At The Bridge
"Breaking the bridge between Life and Death, we encounter Spirit.
Once having stilled the Mind; what then?”
~Zen of Jo (serpent-heart)
"Having an infallible memory for foreign names and words is not what makes you a Master. Though I have read more than I can carry and forgotten more than most will ever learn; it is the distilled synthesis of this which is, ultimately, the pure form of my Budo, the Way of my being. I have respect for my teachers and the masters of old, so many there are who have helped to attain long generations after their passing. The Nameless Energy which flows through us all, this is the Spirit of our art. Better service to that itself than to many dead elders. Name one of them stand forth to disagree."
When my master spoke those words, I felt compelled to stand forth. He smiled graciously yet inquisitively. His look spoke; “Know the Man.”
(In later re-translations this is simplified for greater clarity, in accordance with the immortal creed; “Know Yourself.”)
I found in that moment that any words would be fleeting excuses invested with divinity of importance. I had wanted to say; “I do not know why I have stood forward, Master. It is not with disrespect. It seemed Right Action. That is all.” I held back from saying this, my manner spoke it for me. I held back even further from voicing a suspicion that the Spirit itself had prodded me to take the audacious step.
In this moment I detached from being controlled by Spirits now having seen how powerful a force they are upon us. In that moment I detached from myself, watching the body perform an action which my own mind had not directed it. I detached from the mind which, until that moment, had been the operator of my body with which I had assumed self-identification, now revealed as mere symbiosis with some tricky other.
I could not explain this at the time with words, it took me years of contemplation to rediscover the refined perception so as to communicate it. It most certainly was a formative experience for me, an insight into some other level of what my training had been preparing for me to achieve. And yet within the context of the moment, none of that was readily transmittable.
That is not to say it went un-noticed; everybody gathered present felt of it, and fell silent to discern and reflect upon what was occurring. The fallacy of our words as a causality and response dialogue, a relationship of minds from one step to the next within a normal codex, had dissolved. The ancient word for this is Mu.
I stepped forward into a realm of dream where associations are not always as they seem. Around me I could detect immediately which of the acolytes were merely reptilian cortex existing within projections of their own trained minds, and which were free enough of mind to see, as I now could see. In that moment I had become enlightened. Perhaps not to the same attainment as the Buddha but to a perception aside from human mainstream, one of wider, higher insight, certainly.
My master studied me, recognising what I was experiencing, seeing the change in me. He stepped aside and to my great surprise silently placed into my hand a token of transition; a sash which he had loosed fluidly from his own waist.
Inside I stammered and overcame it, forcing an assertion on the still moment. I spoke boldly: “The Nameless Spirit.” I fell to my knees before my Master even as I tied the sash around my bodies waist. Into the position to accept honourable death. It was symbolic and overly theatrical yet it spoke loudly to the other students of our dojo, loud enough to focus them to appreciate point.

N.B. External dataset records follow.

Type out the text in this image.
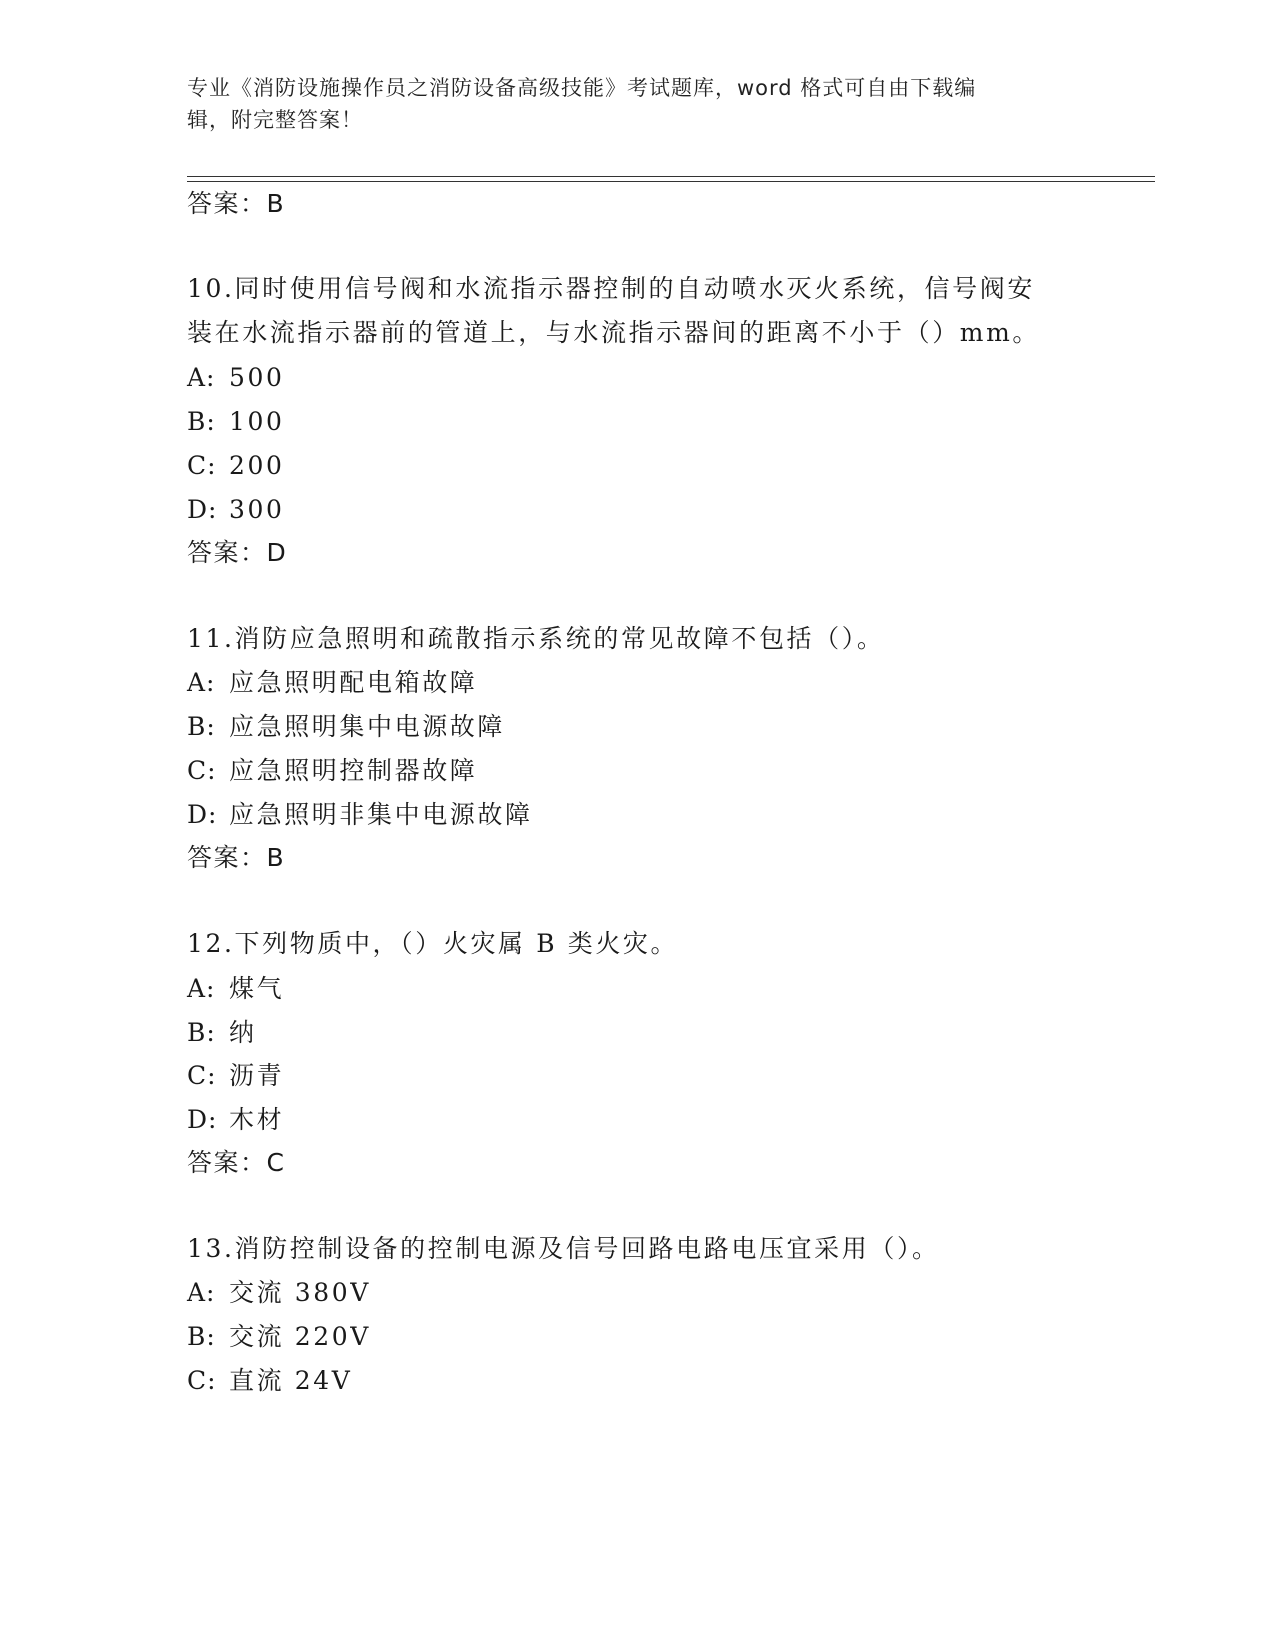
专业《消防设施操作员之消防设备高级技能》考试题库，word 格式可自由下载编
辑，附完整答案！
答案：B
10.同时使用信号阀和水流指示器控制的自动喷水灭火系统，信号阀安
装在水流指示器前的管道上，与水流指示器间的距离不小于（）mm。
A: 500
B: 100
C: 200
D: 300
答案：D
11.消防应急照明和疏散指示系统的常见故障不包括（）。
A: 应急照明配电箱故障
B: 应急照明集中电源故障
C: 应急照明控制器故障
D: 应急照明非集中电源故障
答案：B
12.下列物质中，（）火灾属 B 类火灾。
A: 煤气
B: 纳
C: 沥青
D: 木材
答案：C
13.消防控制设备的控制电源及信号回路电路电压宜采用（）。
A: 交流 380V
B: 交流 220V
C: 直流 24V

My master turned his back upon me by way of releasing me from his school, respecting me as his equal and more. I stood then sat beside quietly him on my knees as he turned to face the class, placing his closed fist into his open palm and bowing toward them, time-honored gesture of peace and dismissal.
The wind returned to the trees around us and held breathes were drawn once again. We had surpassed need for words and entered a space together appropriate for doing good work in the world at large, community work. Once the students had returned to their casual sparring my Master explained to me a situation in a local town for which I was now ready. My apprenticeship was over.